Клыгрызуб, явно ублаженный, улыбнулся.

Эмансипор расслабился, ибо разговор за той стороной стола снова свернул к тирании и так далее. Против воли вспомнил - содрогнувшись - о виденном в спальне Феловили. Эти рты и губы... они, должно быть, от других людей. Срезаны и пришиты. Но ведь он видел зубы и языки. Нет, что-то тут не так.

Он вытащил трубку и набил ржавым листом. И принялся сквозь клубы дыма изучать писца Грошвода. Скребет и пишет, одна восковая табличка за другой - содержание, должно быть, превращается в пергамент подвигов хозяина. Жизнь, запертая в письменах... это пугает, а жизнь во власти маньяка, наверное, вовсе лишена великих свершений. Ну, Эмансипор рад, что не оказался на месте Грошвода.

Нет, его жизнь явно лучше. Служит маньяку и его столь же безумному компаньону. Хмурый Эмансипор ухватился за ближайший графин. "Вот отчего все не так. Безумцы правят. Кто решил, что это отличная идея? Боги, думаю, но тогда они безумнее всех. Мы живем под жилистой пятой сумасшествия, вот так. Удивляться ли, что пьем и еще хуже?"

За тем концом стола улыбались безумцы. Даже Корбал Броч.

"Думаю, мне хочется убить хоть кого".

- ... необыкновеннейший принцип, - разглагольствовал его хозяин. - Вы непременно вешаете любого странника, сир, посетившего ваши владения?

- По большей части, - отвечал Клыгрызуб. - Но, разумеется, делаю исключения. Вот вы присутствуете у меня как гости.
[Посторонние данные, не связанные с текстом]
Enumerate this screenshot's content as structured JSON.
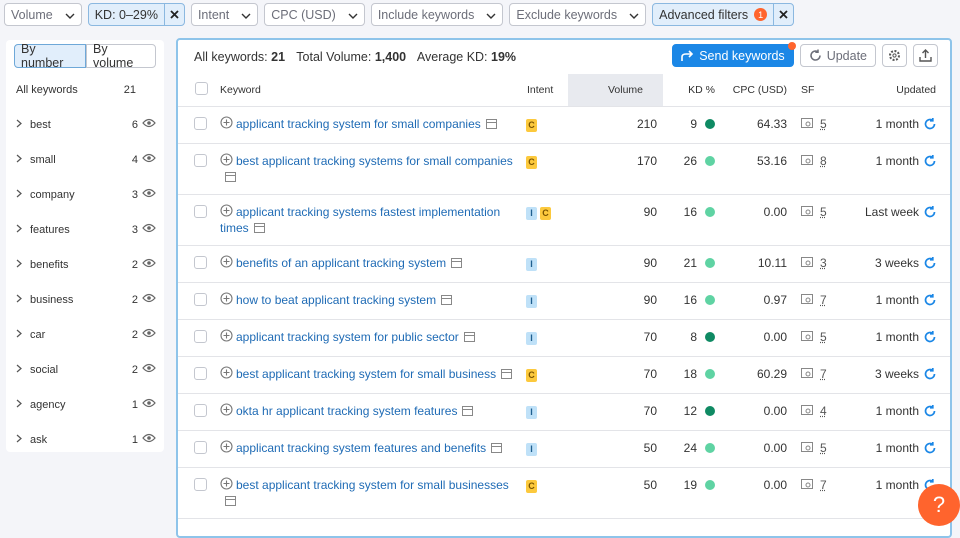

- Ну, сир, - чуть склонил голову Бочелен, - вы лукавите.

- Извините, что?

Не прекращая улыбаться, Корбал Броч сказал: - Ты отравил пищу.
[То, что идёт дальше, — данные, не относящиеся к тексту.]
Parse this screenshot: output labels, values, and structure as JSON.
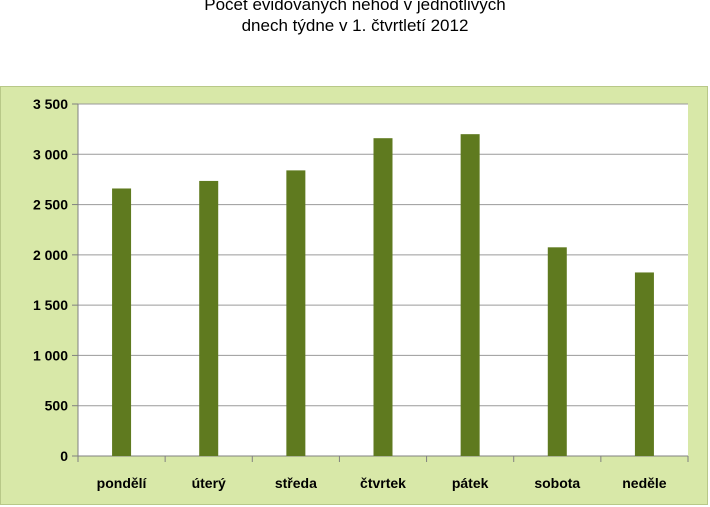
{
  "chart_data": {
    "type": "bar",
    "title_lines": [
      "Počet evidovaných nehod v jednotlivých",
      "dnech týdne v 1. čtvrtletí 2012"
    ],
    "categories": [
      "pondělí",
      "úterý",
      "středa",
      "čtvrtek",
      "pátek",
      "sobota",
      "neděle"
    ],
    "values": [
      2660,
      2735,
      2840,
      3160,
      3200,
      2075,
      1825
    ],
    "ylim": [
      0,
      3500
    ],
    "yticks": [
      0,
      500,
      1000,
      1500,
      2000,
      2500,
      3000,
      3500
    ],
    "ytick_labels": [
      "0",
      "500",
      "1 000",
      "1 500",
      "2 000",
      "2 500",
      "3 000",
      "3 500"
    ],
    "grid": true,
    "colors": {
      "bar": "#5f7a1f",
      "plot_background": "#ffffff",
      "chart_background": "#d8e8a8",
      "grid": "#9a9a9a"
    }
  }
}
- Желтый паральт, - кивнул Бочелен. - К счастью, мы с Корбалом давно привыкли именно к этому яду.

Эмансипор поперхнулся вином. Вскочил, хватаясь за голову. - Я отравлен?

- Спокойнее, - сказал Бочелен. - Уже несколько месяцев я добавляю в ваш лист разнообразные яды, мастер Риз. Вы вполне здоровы, насколько свойственно человеку, ежедневно выкуривающему всякую отраву.

Эмансипор плюхнулся на стул. - Ох. Ладно, все хорошо. - Он налег на трубку, сверкая глазами на Клыгрызуба.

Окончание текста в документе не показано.